Pada suatu ketika, seorang pemuda bernama Subha datang menemui Sang Buddha dan bertanya kepada Beliau, “ Mengapa dan apa sebabnya di antara umat manusia ada yang memiliki keadaan rendah dan ada yang memiliki keadaan mulia ? Mengapa ada manusia yang ber­umur pendek dan ada yang berumur pan­jang, ada yang sehat dan ada yang ber­penyakitan, ada yang berwajah tampan dan ada yang berwajah buruk, ada yang berkuasa dan yang tertindas, ada yang miskin dan ada yang kaya, ada yang hina dan ada yang mulia, ada yang bodoh dan ada yang bijaksana ? “

Sang Buddha menjawab : “ Semua makhluk memiliki karmanya sendiri, me­warisi karmanya sendiri, lahir dari kar­manya  sendiri, berhubungan dengan kar­ma­nya sendiri, terlindung oleh karmanya sendiri. Karmalah yang membuat semua makhluk menjadi berbeda, hina atau mulia “.

Selanjutnya Sang Buddha menerang­kan sebab perbedaan – perbedaan tersebut sesuai dengan hukum Sebab Akibat.

Dari sudut pandangan agama Buddha, perbedaan – perbedaan batin, intelektual, moral dan watak kita sekarang, pada prinsipnya disebabkan oleh perbuatan – perbuatan kita sendiri yang dilakukan di waktu lampau dan di waktu sekarang.

Secara harfiah karma berarti perbu­atan, tetapi, dalam pengertian mutlaknya karma berarti kehendak. Karma ada yang baik ( Kusala ) dan yang buruk ( Akusala ). Perbuatan baik akan membuahkan ke­ba­hagiaan.
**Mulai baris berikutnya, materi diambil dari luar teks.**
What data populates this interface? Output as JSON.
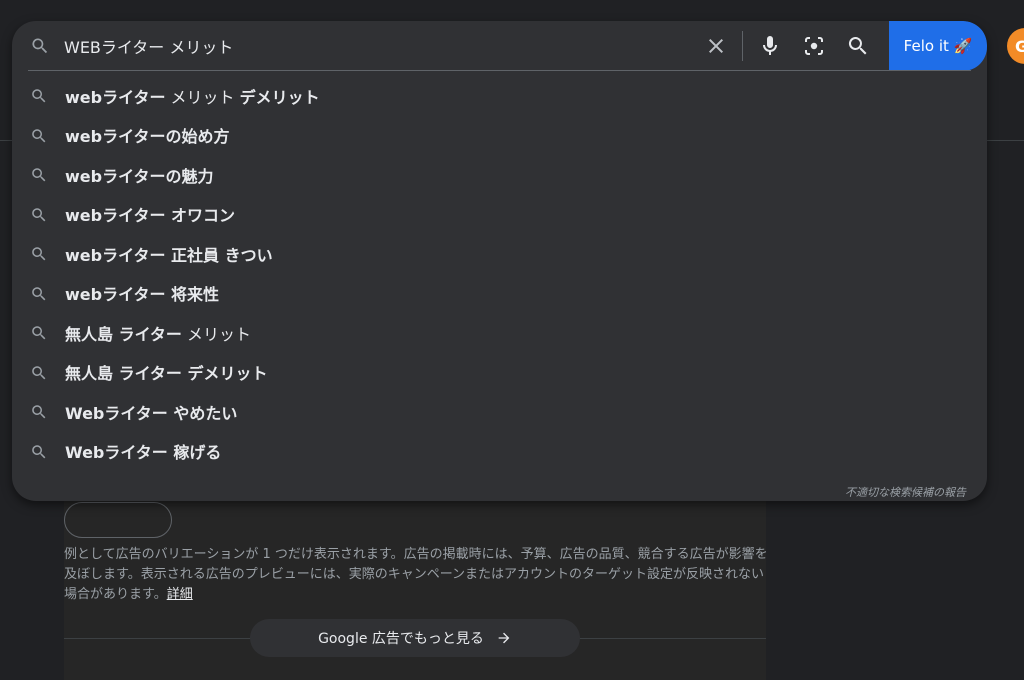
{
  "search": {
    "query": "WEBライター メリット",
    "felo_label": "Felo it 🚀"
  },
  "suggestions": [
    {
      "prefix": "webライター",
      "middle": " メリット ",
      "suffix": "デメリット"
    },
    {
      "prefix": "webライターの始め方",
      "middle": "",
      "suffix": ""
    },
    {
      "prefix": "webライターの魅力",
      "middle": "",
      "suffix": ""
    },
    {
      "prefix": "webライター オワコン",
      "middle": "",
      "suffix": ""
    },
    {
      "prefix": "webライター 正社員 きつい",
      "middle": "",
      "suffix": ""
    },
    {
      "prefix": "webライター 将来性",
      "middle": "",
      "suffix": ""
    },
    {
      "prefix": "無人島 ライター",
      "middle": " メリット",
      "suffix": ""
    },
    {
      "prefix": "無人島 ライター デメリット",
      "middle": "",
      "suffix": ""
    },
    {
      "prefix": "Webライター やめたい",
      "middle": "",
      "suffix": ""
    },
    {
      "prefix": "Webライター 稼げる",
      "middle": "",
      "suffix": ""
    }
  ],
  "report_label": "不適切な検索候補の報告",
  "ad_note": {
    "text": "例として広告のバリエーションが 1 つだけ表示されます。広告の掲載時には、予算、広告の品質、競合する広告が影響を及ぼします。表示される広告のプレビューには、実際のキャンペーンまたはアカウントのターゲット設定が反映されない場合があります。",
    "link": "詳細"
  },
  "more_ads_label": "Google 広告でもっと見る",
  "avatar_letter": "G",
  "colors": {
    "accent": "#1f6ee8",
    "avatar": "#f28b27",
    "panel": "#303134",
    "background": "#202124"
  }
}
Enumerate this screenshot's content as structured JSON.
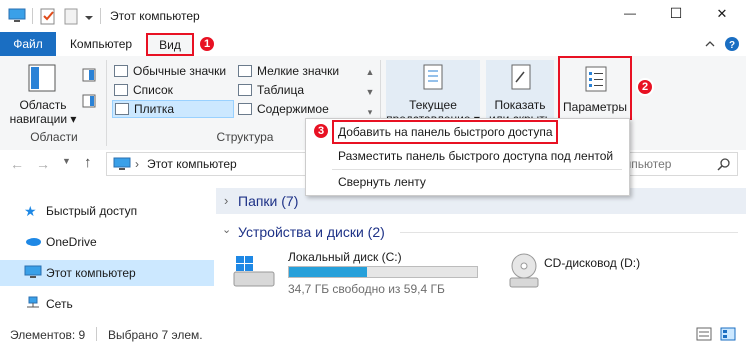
{
  "title": "Этот компьютер",
  "window_controls": {
    "minimize": "—",
    "maximize": "☐",
    "close": "✕"
  },
  "ribbon_tabs": {
    "file": "Файл",
    "computer": "Компьютер",
    "view": "Вид"
  },
  "badges": {
    "b1": "1",
    "b2": "2",
    "b3": "3"
  },
  "ribbon": {
    "areas": {
      "nav_pane_line1": "Область",
      "nav_pane_line2": "навигации ▾",
      "group_label": "Области"
    },
    "layout": {
      "items": [
        "Обычные значки",
        "Мелкие значки",
        "Список",
        "Таблица",
        "Плитка",
        "Содержимое"
      ],
      "group_label": "Структура"
    },
    "current_view_line1": "Текущее",
    "current_view_line2": "представление ▾",
    "show_hide_line1": "Показать",
    "show_hide_line2": "или скрыть ▾",
    "options": "Параметры"
  },
  "context_menu": {
    "items": [
      "Добавить на панель быстрого доступа",
      "Разместить панель быстрого доступа под лентой",
      "Свернуть ленту"
    ]
  },
  "address": {
    "path": "Этот компьютер",
    "search_placeholder": "мпьютер"
  },
  "nav": {
    "items": [
      {
        "label": "Быстрый доступ",
        "icon": "star-icon",
        "color": "#1e88e5"
      },
      {
        "label": "OneDrive",
        "icon": "cloud-icon",
        "color": "#1e88e5"
      },
      {
        "label": "Этот компьютер",
        "icon": "computer-icon",
        "color": "#1e88e5"
      },
      {
        "label": "Сеть",
        "icon": "network-icon",
        "color": "#1e88e5"
      }
    ]
  },
  "content": {
    "folders_header": "Папки (7)",
    "devices_header": "Устройства и диски (2)",
    "local_disk": {
      "name": "Локальный диск (C:)",
      "free": "34,7 ГБ свободно из 59,4 ГБ",
      "used_fraction": 0.416
    },
    "cd_drive": {
      "name": "CD-дисковод (D:)"
    }
  },
  "status": {
    "items_count": "Элементов: 9",
    "selected": "Выбрано 7 элем."
  },
  "colors": {
    "accent": "#1a6ec2",
    "highlight": "#e81123",
    "selection": "#cce8ff",
    "progress": "#26a0da"
  }
}
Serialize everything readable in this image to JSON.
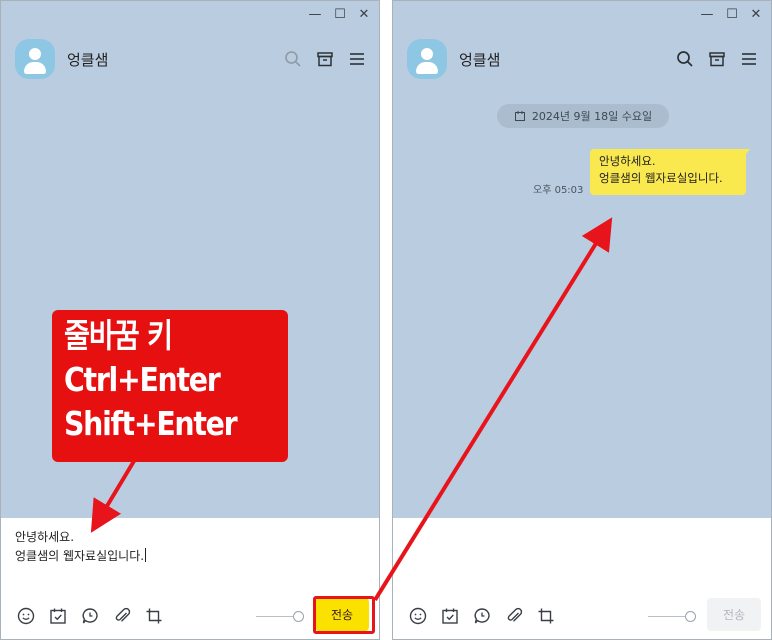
{
  "left_window": {
    "controls": {
      "minimize": "—",
      "maximize": "☐",
      "close": "✕"
    },
    "chat_name": "엉클샘",
    "input_lines": [
      "안녕하세요.",
      "엉클샘의 웹자료실입니다."
    ],
    "send_label": "전송"
  },
  "right_window": {
    "controls": {
      "minimize": "—",
      "maximize": "☐",
      "close": "✕"
    },
    "chat_name": "엉클샘",
    "date_label": "2024년 9월 18일 수요일",
    "message": {
      "time": "오후 05:03",
      "lines": [
        "안녕하세요.",
        "엉클샘의 웹자료실입니다."
      ]
    },
    "send_label": "전송"
  },
  "callout": {
    "lines": [
      "줄바꿈 키",
      "Ctrl+Enter",
      "Shift+Enter"
    ]
  },
  "icons": {
    "header": [
      "search-icon",
      "drawer-icon",
      "menu-icon"
    ],
    "toolbar": [
      "emoji-icon",
      "calendar-icon",
      "chat-bubble-icon",
      "attach-icon",
      "capture-icon"
    ]
  },
  "colors": {
    "chat_background": "#bacce0",
    "bubble": "#fae84f",
    "send_active": "#fae100",
    "annotation_red": "#e61010",
    "avatar": "#8ec7e3"
  }
}
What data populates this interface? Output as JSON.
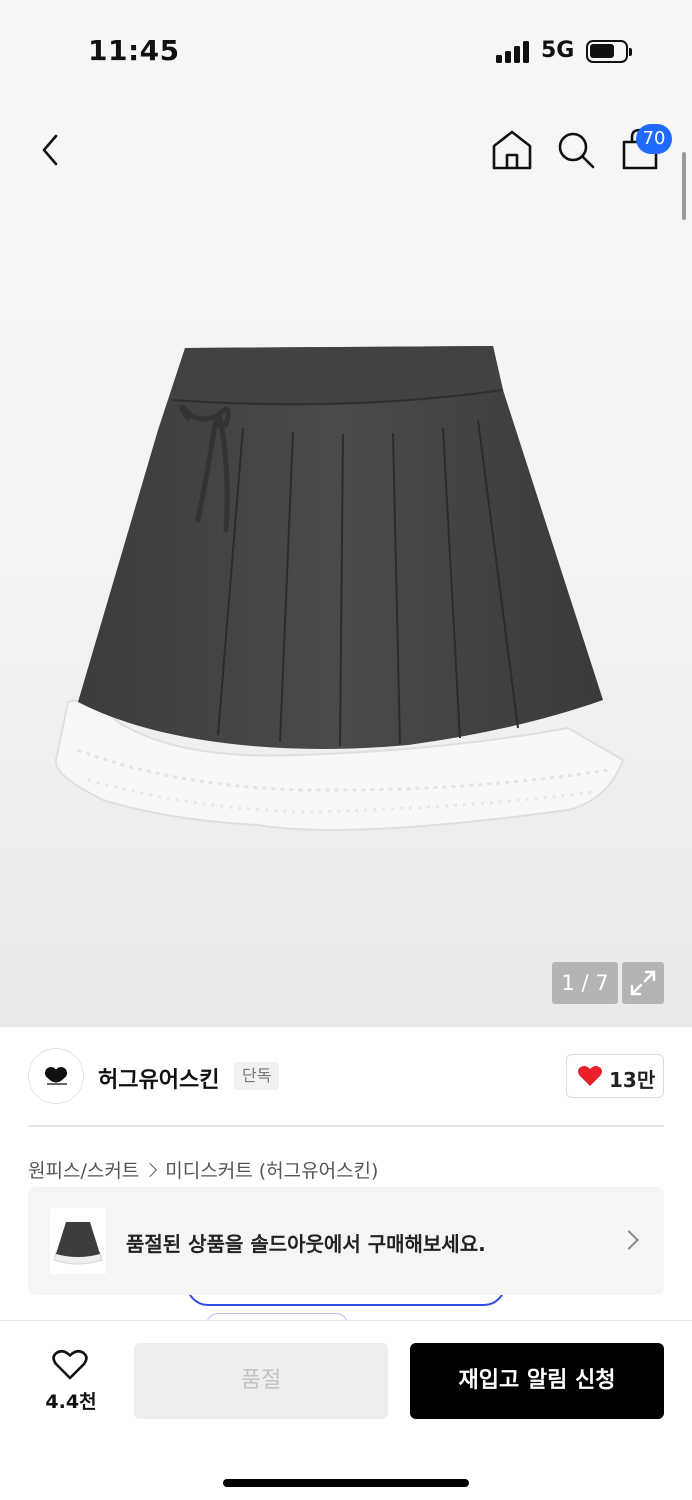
{
  "status_bar": {
    "time": "11:45",
    "network": "5G"
  },
  "header": {
    "back_icon": "chevron-left-icon",
    "home_icon": "home-icon",
    "search_icon": "search-icon",
    "cart_icon": "shopping-bag-icon",
    "cart_count": "70",
    "badge_color": "#1f6bff"
  },
  "gallery": {
    "image_subject": "grey pleated mini skirt with white lace hem",
    "counter": "1 / 7",
    "expand_icon": "expand-icon"
  },
  "brand": {
    "name": "허그유어스킨",
    "tag": "단독",
    "likes": "13만",
    "heart_color": "#e8202a"
  },
  "breadcrumb": {
    "items": [
      "원피스/스커트",
      "미디스커트 (허그유어스킨)"
    ]
  },
  "soldout_banner": {
    "text": "품절된 상품을 솔드아웃에서 구매해보세요."
  },
  "bottom_bar": {
    "wish_count": "4.4천",
    "soldout_label": "품절",
    "restock_label": "재입고 알림 신청"
  }
}
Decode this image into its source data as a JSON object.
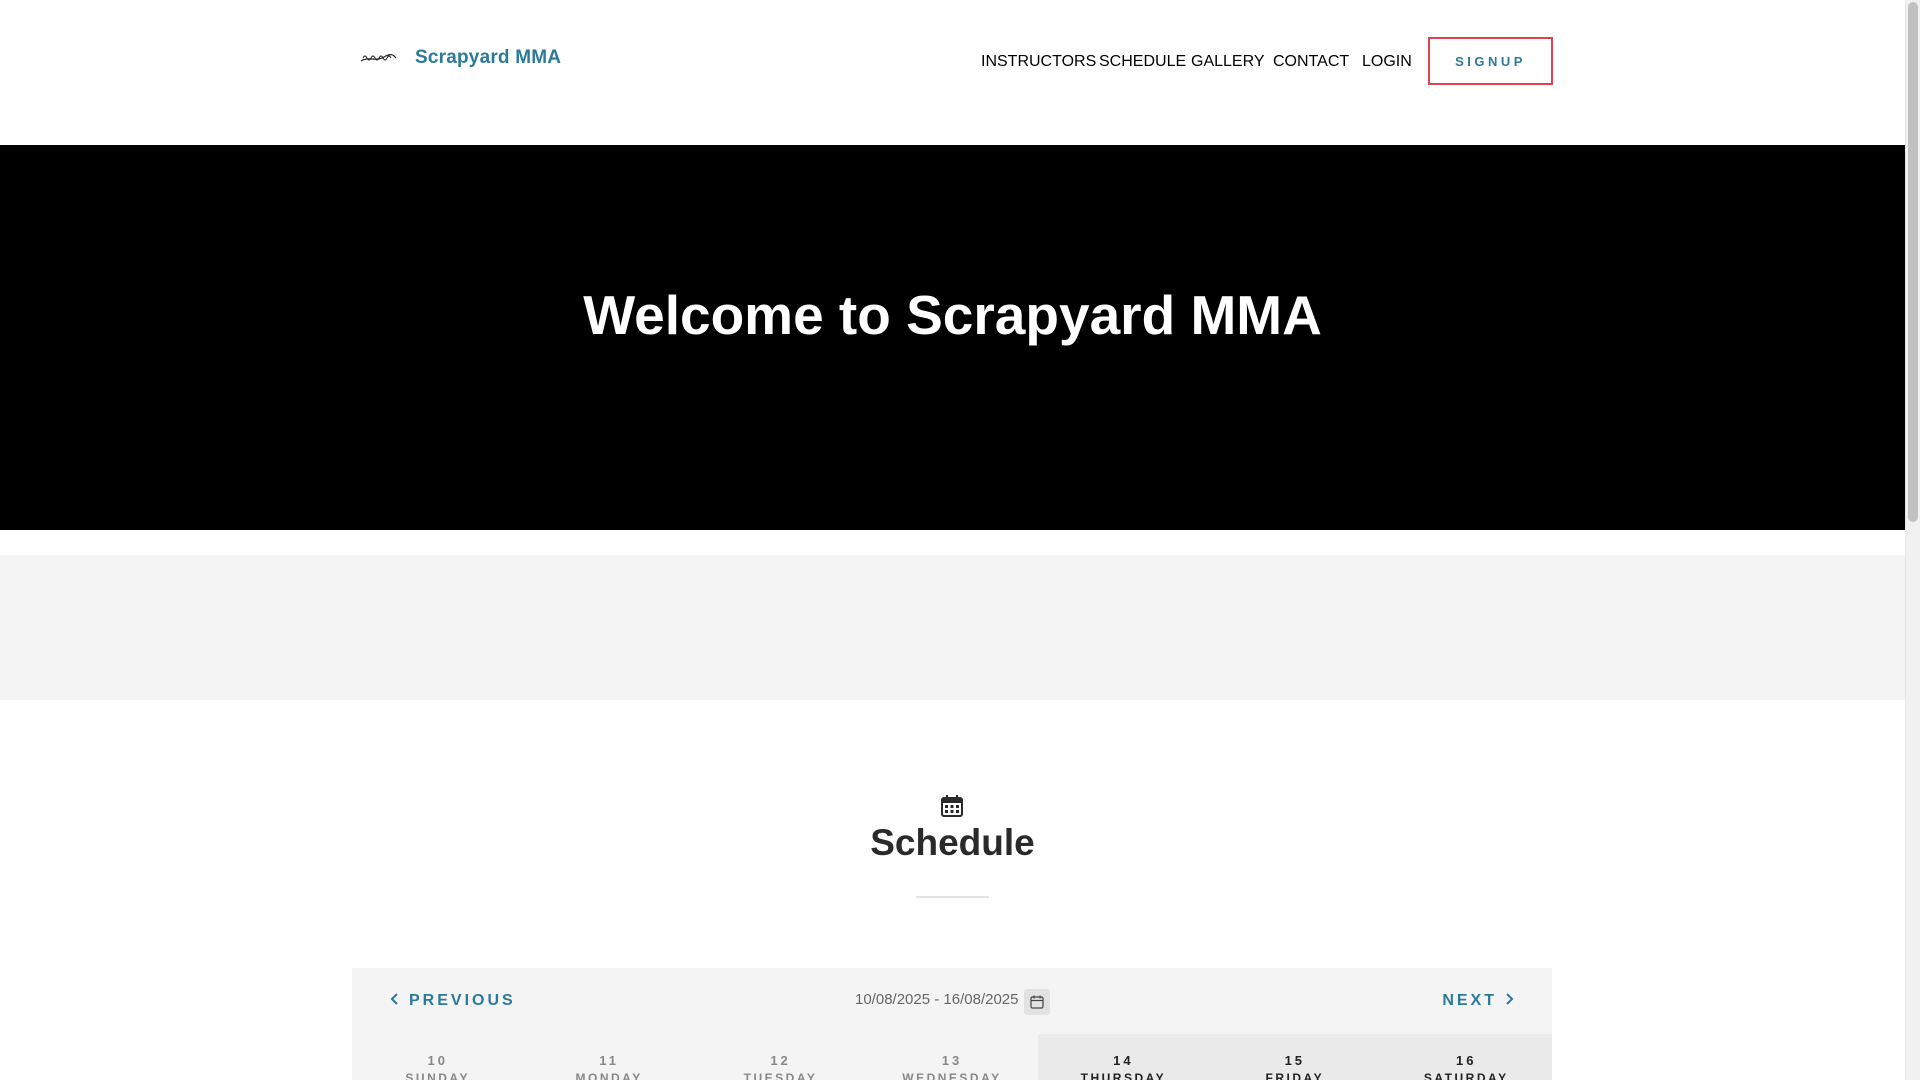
{
  "brand": {
    "name": "Scrapyard MMA",
    "logo_text": "Scrapyard"
  },
  "nav": {
    "items": [
      {
        "label": "INSTRUCTORS"
      },
      {
        "label": "SCHEDULE"
      },
      {
        "label": "GALLERY"
      },
      {
        "label": "CONTACT"
      },
      {
        "label": "LOGIN"
      }
    ],
    "signup_label": "SIGNUP"
  },
  "hero": {
    "title": "Welcome to Scrapyard MMA"
  },
  "schedule": {
    "icon": "calendar-icon",
    "title": "Schedule",
    "previous_label": "PREVIOUS",
    "next_label": "NEXT",
    "date_range": "10/08/2025 - 16/08/2025",
    "days": [
      {
        "num": "10",
        "weekday": "SUNDAY"
      },
      {
        "num": "11",
        "weekday": "MONDAY"
      },
      {
        "num": "12",
        "weekday": "TUESDAY"
      },
      {
        "num": "13",
        "weekday": "WEDNESDAY"
      },
      {
        "num": "14",
        "weekday": "THURSDAY"
      },
      {
        "num": "15",
        "weekday": "FRIDAY"
      },
      {
        "num": "16",
        "weekday": "SATURDAY"
      }
    ],
    "current_days": [
      "14",
      "15",
      "16"
    ]
  },
  "colors": {
    "accent": "#2b7a99",
    "signup_border": "#e0404f",
    "hero_bg": "#000000"
  }
}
Perbuatan jahat akan mem­buahkan kesedihan. Inilah hukum karma.

Selama kekuatan karma masih ada, se­lalu akan terjadi tumimbal lahir. Kema­tian hanya merupakan akhir sementara dari fenomena yang tidak langgeng ini. Kehidupan organik telah berakhir, tetapi kekuatan karma yang telah mengge­rak­kannya sampai sekarang ini belum hilang. Karena kekuatan karma tidak terganggu oleh kehancuran badan jasmani, maka datangnya saat pikiran kematian ( Cuti Citta ) sekarang ini mempersiapkan kesadaran baru dalam kelahiran beri­kutnya.

Karma  yang berakar pada kebodohan dan nafsu keinginan menjadi syarat bagi tumimbal lahir. Karma lampau menen­tukan kelahiran sekarang dan karma se­karang bergabung dengan karma lampau, menentukan kelahiran berikutnya. Ke­adaan sekarang adalah akibat dari kea­daan yang lalu dan menjadi sebab dari akibat yang akan datang.

Kadang – kadang dalam kehidupan ki­ta sehari-hari, kita  memperoleh pe­nga­laman aneh yang hanya dapat dite­rangkan melalui teori tumimbal lahir.

Sering kita bertemu dengan orang – orang yang belum pernah kita kenal, namun secara naluri kita merasa bahwa mereka pernah dekat dengan kita.

Betapa seringnya kita mengunjungi tempat – tempat tertentu dan merasa seolah – olah kita sudah biasa dan tidak asing lagi dengan lingkungan itu.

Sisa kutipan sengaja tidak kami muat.